Nearly half (48%) of U.S. tweens and teens (ages 8-15) say they’ve seen something on YouTube they want to buy according to KidSay’s Mid-Year Trend Tracker. That’s a lot of kids consciously naming YouTube as a source of product discovery and increase in purchase intent. When you factor in how the subconscious mind works, YouTube has an even greater impact on what kids ‘want’. YouTube celebs are taking their growing cachet with kids to the bank by offering merchandise featuring their likeness.
Digging into the open-ended responses of the things kids have seen on YouTube that they want to buy uncovers several mentions of merchandise that is directly connected, in one way or another, to the YouTube channels and personalities resonating most with kids. These responses reveal that kids aren’t only interested in the brands and products YouTubers use – they are interested in their brand!
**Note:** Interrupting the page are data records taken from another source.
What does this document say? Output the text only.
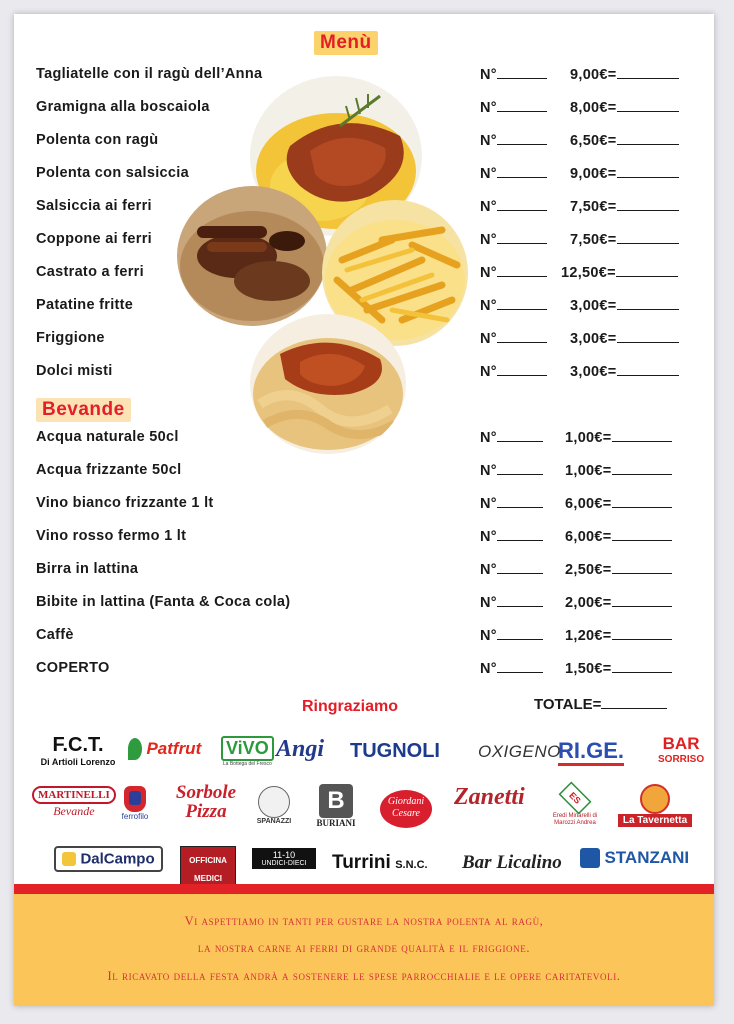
Menù
Tagliatelle con il ragù dell’Anna	N°	9,00€=
Gramigna alla boscaiola	N°	8,00€=
Polenta con ragù	N°	6,50€=
Polenta con salsiccia	N°	9,00€=
Salsiccia ai ferri	N°	7,50€=
Coppone ai ferri	N°	7,50€=
Castrato a ferri	N°	12,50€=
Patatine fritte	N°	3,00€=
Friggione	N°	3,00€=
Dolci misti	N°	3,00€=
Bevande
Acqua naturale 50cl	N°	1,00€=
Acqua frizzante 50cl	N°	1,00€=
Vino bianco frizzante 1 lt	N°	6,00€=
Vino rosso fermo 1 lt	N°	6,00€=
Birra in lattina	N°	2,50€=
Bibite in lattina (Fanta & Coca cola)	N°	2,00€=
Caffè	N°	1,20€=
COPERTO	N°	1,50€=
Ringraziamo	TOTALE=
F.C.T.
Di Artioli Lorenzo
Patfrut ViVO
La Bottega del Fresco
Angi TUGNOLI OXIGENO
RI.GE. BAR
SORRISO
MARTINELLI
Bevande	ferrofilo
Sorbole Pizza	SPANAZZI
B
BURIANI
Giordani Cesare
Zanetti	ES
Eredi Minarelli di Marozzi Andrea	La Tavernetta
DalCampo	OFFICINA MEDICI
11-10
UNDICI-DIECI	Turrini S.N.C. Bar Licalino	STANZANI

Vi aspettiamo in tanti per gustare la nostra polenta al ragù,

la nostra carne ai ferri di grande qualità e il friggione.

Il ricavato della festa andrà a sostenere le spese parrocchialie e le opere caritatevoli.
YouTube celebs are taking their growing cachet with kids to the bank by offering merchandise featuring their likeness.
YouTube celebs convey that they are approachable, relatable, and in many ways, represent who kids aspire to be. The identity bridge YouTube personalities create is made easier because the wide array of YouTube’s channels allows for great content specialization. By reaching kids on their level, being ‘just for me’, YouTube and its personalities have become a force to connect straight to the hearts of kids.
Thus, it makes perfect sense that the most popular YouTube characters and celebrities are also the ones kids easily identify with and in turn will identify themselves by. An example: Trixin, the clothing brand recently launched by YouTube celeb Shay Carl. The brand has gained the attention of a number of kids in the west, naming the brand both as the item they’ve seen on YouTube and purchased, and as their favorite brand of clothes. (Note: Shay Carl has a number of YouTube channels focused on different aspects of family life. SHAYTARDS, his family video blog (vlog) channel is the #3 favorite channel of tween girls who subscribe to YouTube channels.)
YouTube celebs are the ‘rock stars of today’, the ones kids connect with to both formulate their own identity and broadcast that identity to the world.
The implications are broad, but from a product development standpoint this trend indicates a field of marketable properties and personalities seeded for growth.